In linear regression, what is least squares regression?

A

You take the mean of x (x bar) and the mean of y (y bar) as the fulcrum, and then find the gradient of line with the smallest cumulative distance of all points from the line.

21
Q

What is a Bland Altman plot?

A

A Bland Altman plot compares 2 measuring devices. It assumes both measuring devices are wrong, and that the true value is the average of the two measurements.

A graph is plotted with the average of each pair of measured values on the x axis, and the difference between each pair of values on the y axis.

Once all values are plotted, a line of best fit and 2SDs is plotted, and so the agreement of the two tests can be visualised and the range in which agreement is clinically acceptable can be determined.

22
Q

Tell me about risk, absolute risk, absolute risk reduction and number needed to treat.

A

Risk is the chance of something happening.

Absolute risk is the event rate, and is usually calculated for each group in a study. E.g.
Event rate in the control group = ARc
and
Event rate in the treatment group = ARt

Absolute risk reduction (ARR) is the event rate in the control group minus the event rate in the treatment group.
ARR = ARc - ARt

Number needed to treat is the reciprocal of the ARR.
NNT = 1/ARR

23
Q

Define relative risk and relative risk reduction.

A

Relative risk, or the risk ratio, is the event rate in the treatment group divided by the event rate in the control group.

RR = ARt / ARc

A relative risk of 1 means no association, of <1 means a negative association, and of >1 means a positive association.

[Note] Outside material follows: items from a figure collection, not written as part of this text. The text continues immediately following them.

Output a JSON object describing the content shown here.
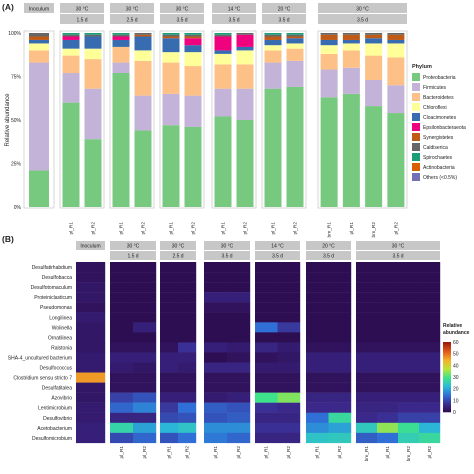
{
  "chart_data": [
    {
      "type": "bar",
      "panel_label": "(A)",
      "ylabel": "Relative abundance",
      "ylim": [
        0,
        100
      ],
      "y_ticks": [
        "0%",
        "25%",
        "50%",
        "75%",
        "100%"
      ],
      "legend_title": "Phylum",
      "legend_position": "right",
      "facets": [
        {
          "top": "Inoculum",
          "bottom": "",
          "samples": [
            ""
          ]
        },
        {
          "top": "30 °C",
          "bottom": "1.5 d",
          "samples": [
            "pl_R1",
            "pl_R2"
          ]
        },
        {
          "top": "30 °C",
          "bottom": "2.5 d",
          "samples": [
            "pl_R1",
            "pl_R2"
          ]
        },
        {
          "top": "30 °C",
          "bottom": "3.5 d",
          "samples": [
            "pl_R1",
            "pl_R2"
          ]
        },
        {
          "top": "14 °C",
          "bottom": "3.5 d",
          "samples": [
            "pl_R1",
            "pl_R2"
          ]
        },
        {
          "top": "20 °C",
          "bottom": "3.5 d",
          "samples": [
            "pl_R1",
            "pl_R2"
          ]
        },
        {
          "top": "30 °C",
          "bottom": "3.5 d",
          "samples": [
            "bm_R1",
            "pl_R1",
            "bm_R2",
            "pl_R2"
          ]
        }
      ],
      "series": [
        {
          "name": "Proteobacteria",
          "color": "#77c97f",
          "values": [
            21,
            60,
            39,
            77,
            44,
            47,
            46,
            52,
            50,
            68,
            69,
            63,
            65,
            58,
            54
          ]
        },
        {
          "name": "Firmicutes",
          "color": "#c3b3d8",
          "values": [
            62,
            17,
            29,
            6,
            20,
            18,
            18,
            16,
            18,
            15,
            15,
            16,
            15,
            15,
            16
          ]
        },
        {
          "name": "Bacteroidetes",
          "color": "#fdc086",
          "values": [
            7,
            10,
            17,
            9,
            20,
            18,
            17,
            14,
            14,
            7,
            7,
            9,
            10,
            14,
            16
          ]
        },
        {
          "name": "Chloroflexi",
          "color": "#ffff99",
          "values": [
            4,
            4,
            6,
            0,
            6,
            6,
            8,
            6,
            8,
            3,
            3,
            5,
            4,
            7,
            8
          ]
        },
        {
          "name": "Cloacimonetes",
          "color": "#386cb0",
          "values": [
            2,
            5,
            7,
            4,
            8,
            8,
            4,
            2,
            2,
            3,
            3,
            3,
            2,
            3,
            2
          ]
        },
        {
          "name": "Epsilonbacteraeota",
          "color": "#f0027f",
          "values": [
            0,
            2,
            0,
            2,
            0,
            0,
            4,
            8,
            7,
            0,
            0,
            0,
            0,
            0,
            0
          ]
        },
        {
          "name": "Synergistetes",
          "color": "#bf5b17",
          "values": [
            2,
            0,
            0,
            0,
            1,
            1,
            1,
            0,
            0,
            2,
            1,
            3,
            3,
            2,
            3
          ]
        },
        {
          "name": "Caldiserica",
          "color": "#666666",
          "values": [
            2,
            1,
            1,
            1,
            1,
            1,
            1,
            1,
            1,
            1,
            1,
            1,
            1,
            1,
            1
          ]
        },
        {
          "name": "Spirochaetes",
          "color": "#1b9e77",
          "values": [
            0,
            1,
            1,
            1,
            0,
            1,
            1,
            1,
            0,
            1,
            1,
            0,
            0,
            0,
            0
          ]
        },
        {
          "name": "Actinobacteria",
          "color": "#d95f02",
          "values": [
            0,
            0,
            0,
            0,
            0,
            0,
            0,
            0,
            0,
            0,
            0,
            0,
            0,
            0,
            0
          ]
        },
        {
          "name": "Others (<0.5%)",
          "color": "#7570b3",
          "values": [
            0,
            0,
            0,
            0,
            0,
            0,
            0,
            0,
            0,
            0,
            0,
            0,
            0,
            0,
            0
          ]
        }
      ]
    },
    {
      "type": "heatmap",
      "panel_label": "(B)",
      "legend_title": "Relative\nabundance",
      "legend_position": "right",
      "color_range": [
        0,
        60
      ],
      "legend_ticks": [
        "60",
        "50",
        "40",
        "30",
        "20",
        "10",
        "0"
      ],
      "legend_tick_values": [
        60,
        50,
        40,
        30,
        20,
        10,
        0
      ],
      "colors": [
        "#2c0a4a",
        "#3b2a8f",
        "#2f6fd6",
        "#2bbad6",
        "#3ee28a",
        "#b8e43a",
        "#f4b12a",
        "#e25a1b",
        "#9e1a0a"
      ],
      "genera": [
        "Desulfatirhabdium",
        "Desulfobacca",
        "Desulfotomaculum",
        "Proteiniclasticum",
        "Pseudomonas",
        "Longilinea",
        "Wolinella",
        "Ornatilinea",
        "Ralstonia",
        "SHA-4_uncultured bacterium",
        "Desulfococcus",
        "Clostridium sensu stricto 7",
        "Desulfatitalea",
        "Azovibrio",
        "Lentimicrobium",
        "Desulfovibrio",
        "Acetobacterium",
        "Desulfomicrobium"
      ],
      "matrix": [
        [
          2,
          1,
          1,
          1,
          1,
          1,
          1,
          1,
          1,
          1,
          1,
          1,
          1,
          1,
          1
        ],
        [
          2,
          1,
          1,
          1,
          1,
          1,
          1,
          1,
          1,
          1,
          1,
          1,
          1,
          1,
          1
        ],
        [
          3,
          1,
          1,
          1,
          1,
          1,
          1,
          1,
          1,
          1,
          1,
          1,
          1,
          1,
          1
        ],
        [
          3,
          1,
          1,
          1,
          1,
          5,
          5,
          1,
          1,
          1,
          1,
          1,
          1,
          1,
          1
        ],
        [
          2,
          1,
          1,
          1,
          1,
          2,
          2,
          1,
          1,
          1,
          1,
          1,
          1,
          1,
          1
        ],
        [
          4,
          1,
          1,
          1,
          1,
          1,
          1,
          1,
          1,
          1,
          1,
          1,
          1,
          1,
          1
        ],
        [
          3,
          1,
          5,
          1,
          1,
          1,
          1,
          15,
          9,
          1,
          1,
          1,
          1,
          1,
          1
        ],
        [
          3,
          1,
          1,
          1,
          1,
          1,
          1,
          1,
          1,
          1,
          1,
          1,
          1,
          1,
          1
        ],
        [
          3,
          2,
          2,
          2,
          8,
          5,
          4,
          6,
          4,
          2,
          2,
          2,
          2,
          2,
          2
        ],
        [
          4,
          5,
          5,
          5,
          5,
          1,
          2,
          2,
          3,
          5,
          5,
          5,
          5,
          5,
          5
        ],
        [
          4,
          4,
          3,
          5,
          4,
          6,
          6,
          4,
          4,
          5,
          5,
          5,
          5,
          5,
          5
        ],
        [
          47,
          2,
          2,
          2,
          2,
          2,
          2,
          2,
          2,
          2,
          2,
          2,
          2,
          2,
          2
        ],
        [
          3,
          2,
          2,
          2,
          2,
          2,
          2,
          2,
          2,
          2,
          2,
          2,
          2,
          2,
          2
        ],
        [
          3,
          10,
          12,
          5,
          5,
          4,
          5,
          30,
          34,
          6,
          6,
          5,
          5,
          5,
          5
        ],
        [
          4,
          14,
          17,
          9,
          15,
          13,
          12,
          8,
          7,
          7,
          7,
          6,
          6,
          7,
          7
        ],
        [
          4,
          6,
          6,
          11,
          12,
          12,
          13,
          6,
          6,
          15,
          28,
          7,
          8,
          10,
          10
        ],
        [
          5,
          27,
          20,
          22,
          24,
          18,
          18,
          8,
          8,
          18,
          20,
          25,
          35,
          29,
          22
        ],
        [
          5,
          11,
          14,
          12,
          15,
          16,
          14,
          6,
          6,
          24,
          25,
          13,
          15,
          26,
          28
        ]
      ]
    }
  ]
}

Relative risk reduction is the absolute risk reduction divided by the event rate in the control group.

RRR = ARc - ARt / ARc

It is also 1 - RR.

Both relative risk and relative risk reduction don’t, in themselves, inform you of the magnitude of the risk. That is to say, you should also look at the baseline prevalence to interpret them.

24
Q

Tell me about odds and odds ratio.

A

Odds is the number of events divided by the number of non-events. For example, rolling a fair die, you would expect the odds of rolling a 6 to be 1:5.

It will be calculated for both the control group and the treatment group.

The odds ratio is the odds in the treatment group divided by the odds in the control group.

OR is useful as it can be calculated in case control studies, whereas RR can only be used in cohort studies.

When prevalence is low, OR approximates to RR.